The initiative, done in collaboration with the New York Immigration Coalition, will enable culturally and linguistically competent nonprofit groups to educate Muslim New Yorkers on their fundamental rights, conduct case management and provide referrals for various legal, social and healthcare services.

Miller, in a statement put out by his office, said he considers those to be especially important given aspects of the recent political and social climate.

“The policies flowing from Washington D.C. of late have served to marginalize and malign our country’s immigrants and minorities,” Miller said. “In response, this Council has redoubled its efforts to celebrate diversity, promote inclusion, and preserve fundamental rights for all New Yorkers; and the Muslim Empowerment Initiative, in particular, represents our latest commitment to stand squarely with our Muslim brothers and sisters.”

He and the speaker also cited statistics released by the FBI last year in which reported incidents of hate crimes against Muslims rose 19 percent in 2016 compared to the previous year, which itself saw a 67 percent rise over 2014 as tensions in the community deepened.

Organizations receiving $20,000 grants include the Arab American Association of New York, Inc.; The Arab-American Family Support Center; African Communities Together, Inc.; Turning Point for Women and Families; African Services Committee; South Asian Youth Action, Inc.; India Home, Inc.; and Islamic Circle of North America.

Grants of $15,000 are going to the Council on American-Islamic Relations of New York Inc.; Chhaya Community Development Corporation; Council of Peoples Organization, Inc.; Muslim Community Network; Desis Rising Up & Moving; and the Muslim American Society.

Johnson believes the funding is a smart investment.

“Muslim advocacy groups have served as cornerstones in their communities through educational services, outreach to the needy and legal referrals for years,” he said. “We are so thankful for the work they do and are proud to help enhance their efforts through funding from the City Council.”

Muhammad Rahman, the ICNA secretary general, said the money will help with numerous community engagement activities, such as Iftar in the Park and open space Eid prayer services.

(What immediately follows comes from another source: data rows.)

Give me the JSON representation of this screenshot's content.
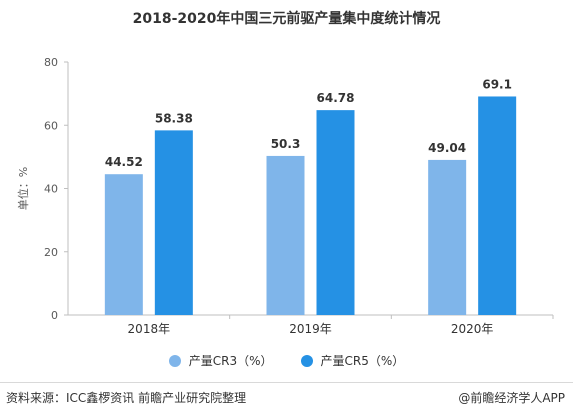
{
  "chart_data": {
    "type": "bar",
    "title": "2018-2020年中国三元前驱产量集中度统计情况",
    "ylabel": "单位：%",
    "xlabel": "",
    "categories": [
      "2018年",
      "2019年",
      "2020年"
    ],
    "ylim": [
      0,
      80
    ],
    "yticks": [
      0,
      20,
      40,
      60,
      80
    ],
    "grid": false,
    "legend_position": "bottom",
    "series": [
      {
        "name": "产量CR3（%）",
        "color": "#7fb5ea",
        "values": [
          44.52,
          50.3,
          49.04
        ],
        "labels": [
          "44.52",
          "50.3",
          "49.04"
        ]
      },
      {
        "name": "产量CR5（%）",
        "color": "#2591e4",
        "values": [
          58.38,
          64.78,
          69.1
        ],
        "labels": [
          "58.38",
          "64.78",
          "69.1"
        ]
      }
    ]
  },
  "footer": {
    "source": "资料来源：ICC鑫椤资讯 前瞻产业研究院整理",
    "brand": "@前瞻经济学人APP"
  }
}
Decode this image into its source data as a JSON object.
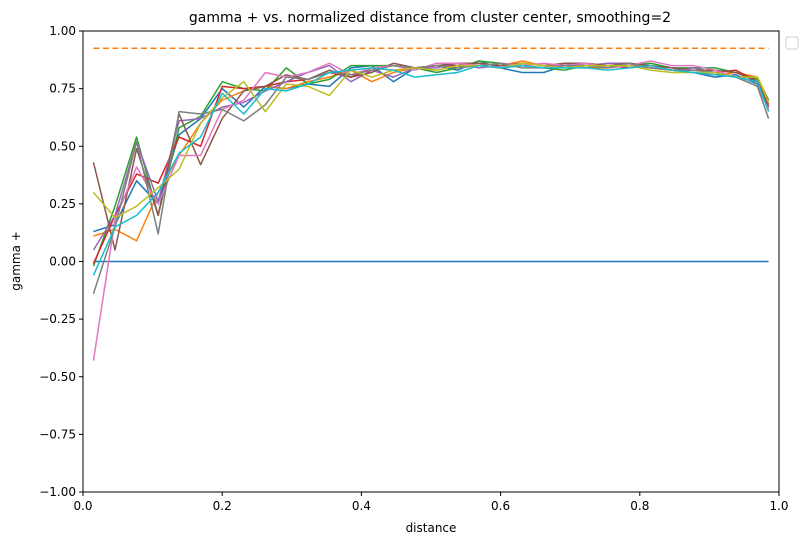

Albert Fox Cahn, CAIR-New York’s legal director, also said the programs are increasingly needed to counter discrimination, harassment and the increase in hate crimes.

“We hope to work closely with elected officials at every level of government to ensure that New York lives up to its promise of being where all religions are welcome,” he said in Miller’s press release.

While public grant money often comes with restrictions or strings that generally can be weathered by secular and cultural organizations, Cahn told the Chronicle in a telephone interview that he does not believe the funding has the potential to cause unforeseen problems down the road for religious groups.

“I think this is very straight forward so there won’t be any unintended consequences,” he said. “I don’t see any risk.”

Cahn also did not speculate on whether the Muslim community might gain more benefit by giving larger slices of the pie to fewer organizations. He said if anything, the allocations as approved only demonstrate the great need within the community for the various kinds of help provided by the different organizations.

“I’m not going to second-guess the Council on that,” he said.